Slow mi brakuje na to zachowanie, które tu opisałam. Ogólnie widać, że teść łagodniej e, ale to jest straszne, co zrobił. Rozmawiałam wczoraj z koleżankami i jedna mówiła, że jej syn już próbuje być na diecie, choć ma 4 lata. Ma brata bliźniaka i babcia zawsze komentuje, że jednego to można podnosić a drugi to jest za ciężki. Ona też nie wie, co zrobić. Rozmawialiśmy o komunikacji, o tym co lubią jej dzieci jeść i że z jednej strony naładują jej jedzenie, a z drugiej strony niektóre z jej dzieci wola słodzone płatki. 5 ludzi w domu i 3 obiady. Moja przyjaciółka też mówiła, że jedna z bratanic też chodzi i mówi, że musi jeść mniej. Ale nie wiedzą skąd przyszła z takim pomysłem. I jak z nią rozmawiać poza gadaniem starszego pokolenia typu "jesteś dzieckiem to się nie znasz", "daj spokój głupoty gadasz" itp.

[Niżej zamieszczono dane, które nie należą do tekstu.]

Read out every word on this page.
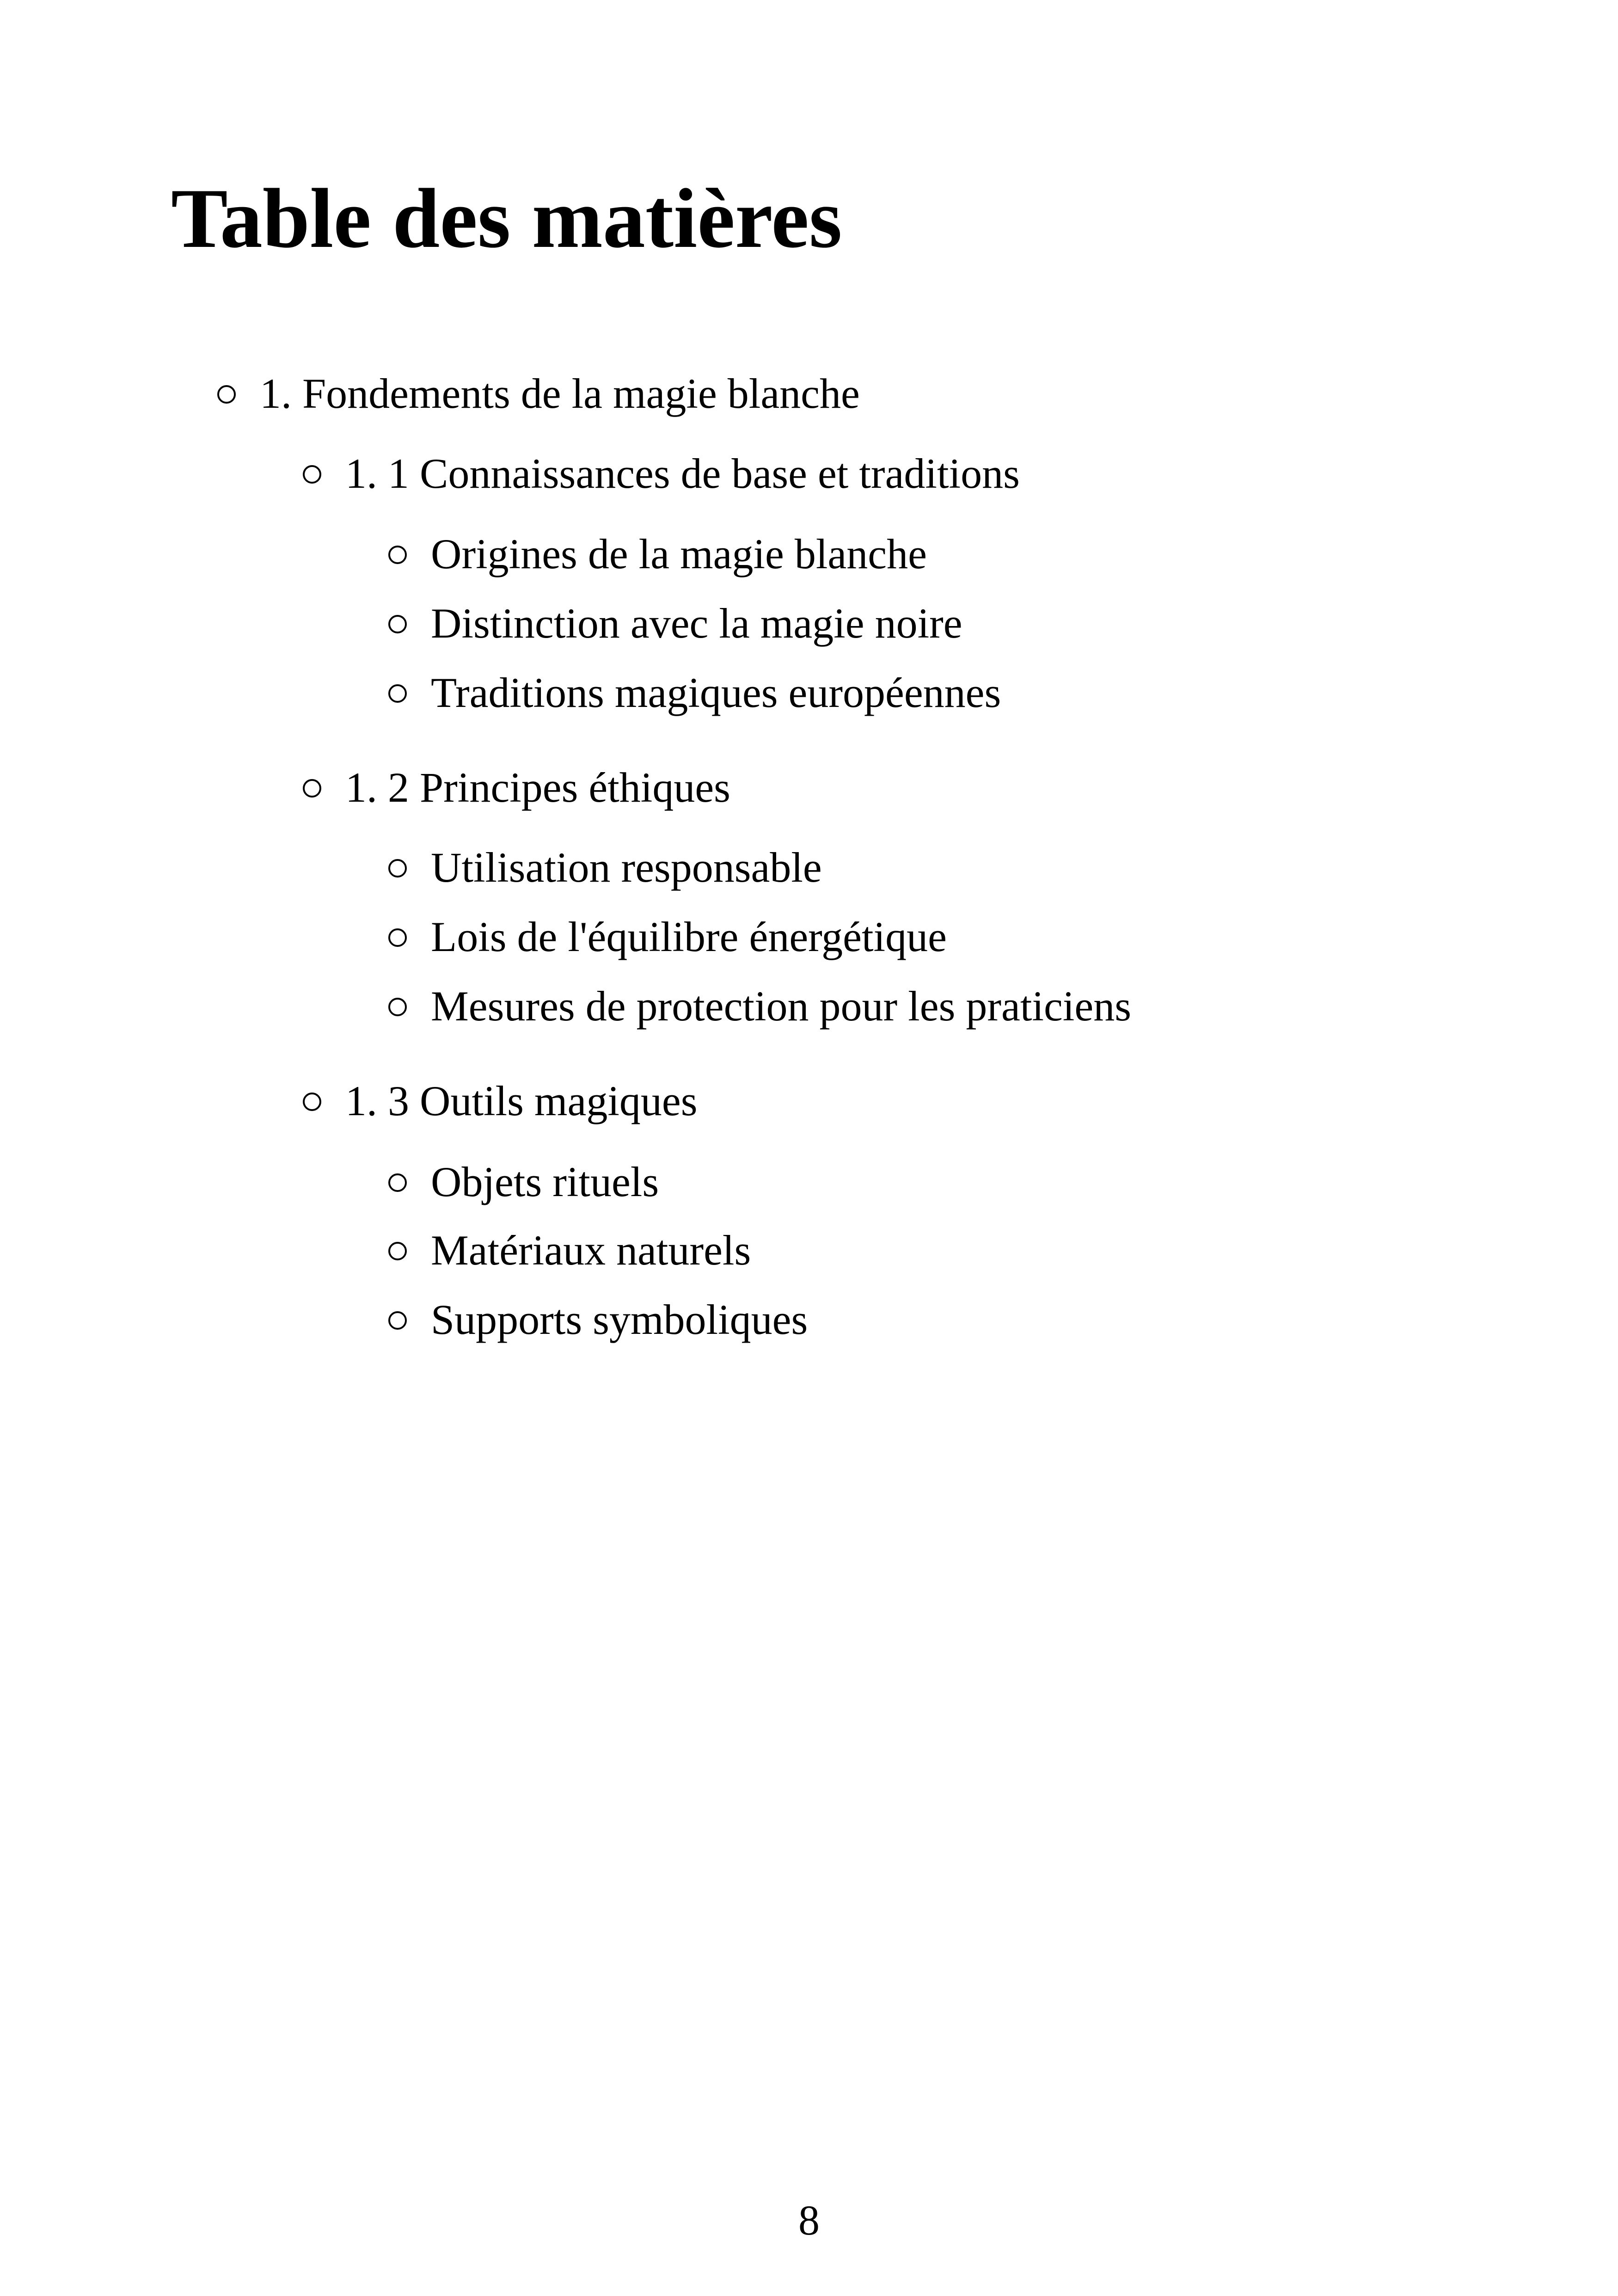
Table des matières
1. Fondements de la magie blanche
1. 1 Connaissances de base et traditions
Origines de la magie blanche
Distinction avec la magie noire
Traditions magiques européennes
1. 2 Principes éthiques
Utilisation responsable
Lois de l'équilibre énergétique
Mesures de protection pour les praticiens
1. 3 Outils magiques
Objets rituels
Matériaux naturels
Supports symboliques
8
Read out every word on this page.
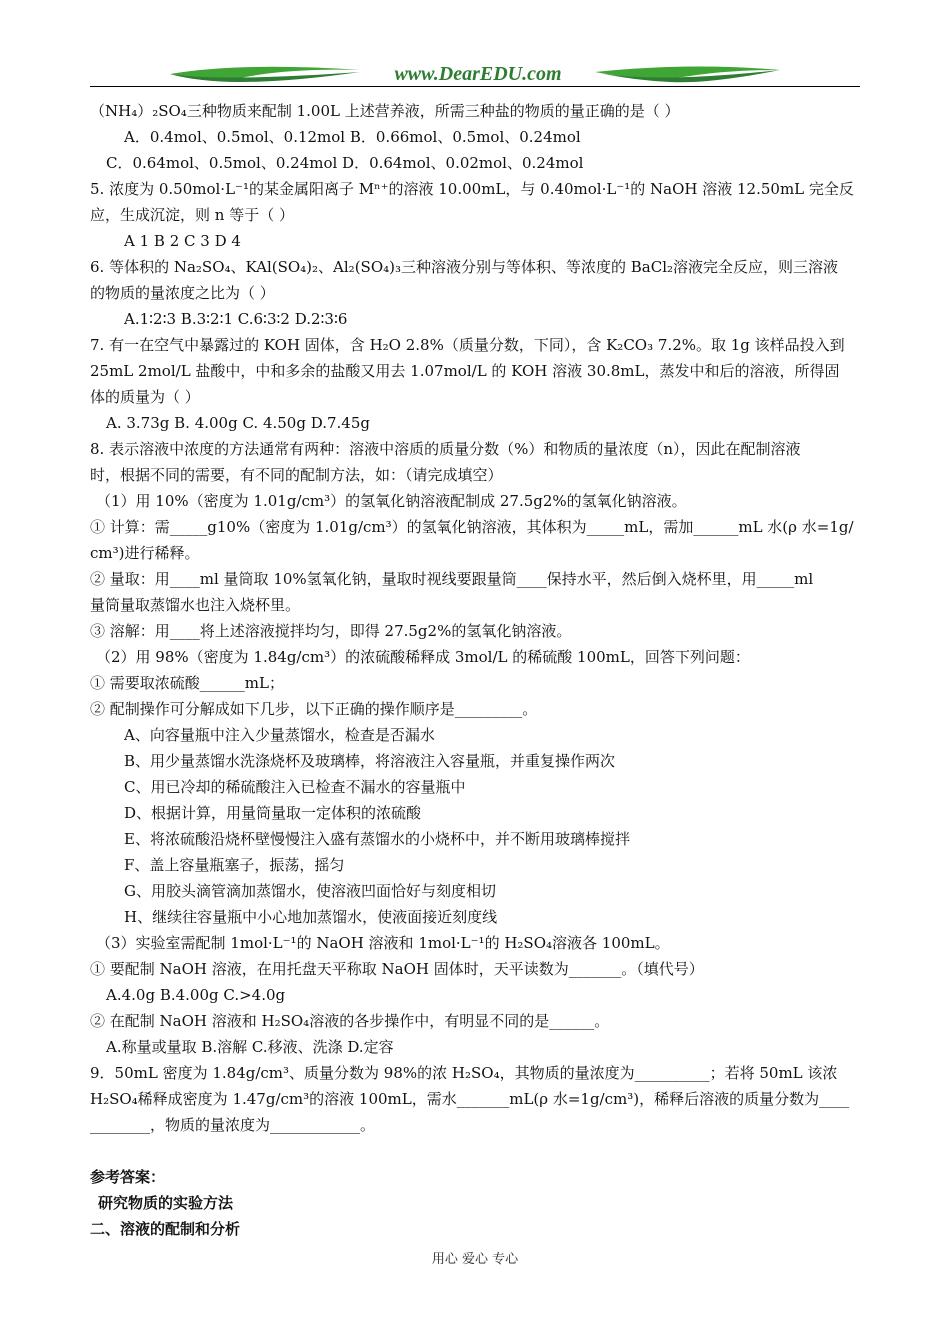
www.DearEDU.com
（NH₄）₂SO₄三种物质来配制 1.00L 上述营养液，所需三种盐的物质的量正确的是（ ）
A．0.4mol、0.5mol、0.12mol B．0.66mol、0.5mol、0.24mol
C．0.64mol、0.5mol、0.24mol D．0.64mol、0.02mol、0.24mol
5. 浓度为 0.50mol·L⁻¹的某金属阳离子 Mⁿ⁺的溶液 10.00mL，与 0.40mol·L⁻¹的 NaOH 溶液 12.50mL 完全反
应，生成沉淀，则 n 等于（ ）
A 1 B 2 C 3 D 4
6. 等体积的 Na₂SO₄、KAl(SO₄)₂、Al₂(SO₄)₃三种溶液分别与等体积、等浓度的 BaCl₂溶液完全反应，则三溶液
的物质的量浓度之比为（ ）
A.1∶2∶3 B.3∶2∶1 C.6∶3∶2 D.2∶3∶6
7. 有一在空气中暴露过的 KOH 固体，含 H₂O 2.8%（质量分数，下同），含 K₂CO₃ 7.2%。取 1g 该样品投入到
25mL 2mol/L 盐酸中，中和多余的盐酸又用去 1.07mol/L 的 KOH 溶液 30.8mL，蒸发中和后的溶液，所得固
体的质量为（ ）
A. 3.73g B. 4.00g C. 4.50g D.7.45g
8. 表示溶液中浓度的方法通常有两种：溶液中溶质的质量分数（%）和物质的量浓度（n），因此在配制溶液
时，根据不同的需要，有不同的配制方法，如：（请完成填空）
（1）用 10%（密度为 1.01g/cm³）的氢氧化钠溶液配制成 27.5g2%的氢氧化钠溶液。
① 计算：需_____g10%（密度为 1.01g/cm³）的氢氧化钠溶液，其体积为_____mL，需加______mL 水(ρ 水=1g/
cm³)进行稀释。
② 量取：用____ml 量筒取 10%氢氧化钠，量取时视线要跟量筒____保持水平，然后倒入烧杯里，用_____ml
量筒量取蒸馏水也注入烧杯里。
③ 溶解：用____将上述溶液搅拌均匀，即得 27.5g2%的氢氧化钠溶液。
（2）用 98%（密度为 1.84g/cm³）的浓硫酸稀释成 3mol/L 的稀硫酸 100mL，回答下列问题：
① 需要取浓硫酸______mL；
② 配制操作可分解成如下几步，以下正确的操作顺序是_________。
A、向容量瓶中注入少量蒸馏水，检查是否漏水
B、用少量蒸馏水洗涤烧杯及玻璃棒，将溶液注入容量瓶，并重复操作两次
C、用已冷却的稀硫酸注入已检查不漏水的容量瓶中
D、根据计算，用量筒量取一定体积的浓硫酸
E、将浓硫酸沿烧杯壁慢慢注入盛有蒸馏水的小烧杯中，并不断用玻璃棒搅拌
F、盖上容量瓶塞子，振荡，摇匀
G、用胶头滴管滴加蒸馏水，使溶液凹面恰好与刻度相切
H、继续往容量瓶中小心地加蒸馏水，使液面接近刻度线
（3）实验室需配制 1mol·L⁻¹的 NaOH 溶液和 1mol·L⁻¹的 H₂SO₄溶液各 100mL。
① 要配制 NaOH 溶液，在用托盘天平称取 NaOH 固体时，天平读数为_______。（填代号）
A.4.0g B.4.00g C.>4.0g
② 在配制 NaOH 溶液和 H₂SO₄溶液的各步操作中，有明显不同的是______。
A.称量或量取 B.溶解 C.移液、洗涤 D.定容
9．50mL 密度为 1.84g/cm³、质量分数为 98%的浓 H₂SO₄，其物质的量浓度为__________；若将 50mL 该浓
H₂SO₄稀释成密度为 1.47g/cm³的溶液 100mL，需水_______mL(ρ 水=1g/cm³)，稀释后溶液的质量分数为____
________，物质的量浓度为____________。
参考答案：
研究物质的实验方法
二、溶液的配制和分析
用心 爱心 专心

Jakiś czas temu słuchałam tego podcastu. Może on którymś z was da jakieś odpowiedzi. Ja się naprawdę nadal cieszę, że nie mam dzieci. Bycie rodzicem to pole minowe.
barbra1976
30 maja 2025, 09:25Kwestia jest też taka, czy te dzieci mają nadwagę. Jeśli tak, to rodzice powinni tego pilnować, bo najczęściej dziecko z nadwagą to cała dorosłość z nadwagą. A skąd dzieci takie małe mają te pomysły? No przecież wszechobecne diety i czczeniem chudego ciała w mediach. To się nigdy nie skończy.
barbra1976
30 maja 2025, 09:265 ludzi w domu i 3 obiady. Dżizas. Rzeczywiście nie wie, co robić...
barbra1976
30 maja 2025, 09:27Tych słodzonych płatków w ogóle w domu nie powinno być. Wtedy by nie wolały.
Babok.Kukurydz!anka
30 maja 2025, 16:45nie mój dom, nie moje zasady. I obcy ludzie też te dzieciaki powinni zostawić w spokoju.
barbra1976
30 maja 2025, 16:49No ofkors.
beaataa
30 maja 2025, 09:01Zachowanie Twojego teścia było okropne. Ale bardziej szokuje mnie zachowanie rodziców, że nie reagują. I że karmią swoje dziecko w sposób, powodujący nadwagę u niego.
barbra1976
30 maja 2025, 09:25Dzieciak może też mieć problemu hormonalne, ewidentnie rodzice mają to głęboko gdzieś. Straszne:(((
Babok.Kukurydz!anka
30 maja 2025, 16:46On z reguły zawsze jadł mało. Ale jak rodzice go olewają a dziadek tak się odzywa, to jedzenie jest wtedy najlepszym pocieszeniem. Więc ja bym raczej bała się, że to teraz pójdzie w drugą stronę. restrykcje też powodują objadanie się. Po prostu po kryjomu.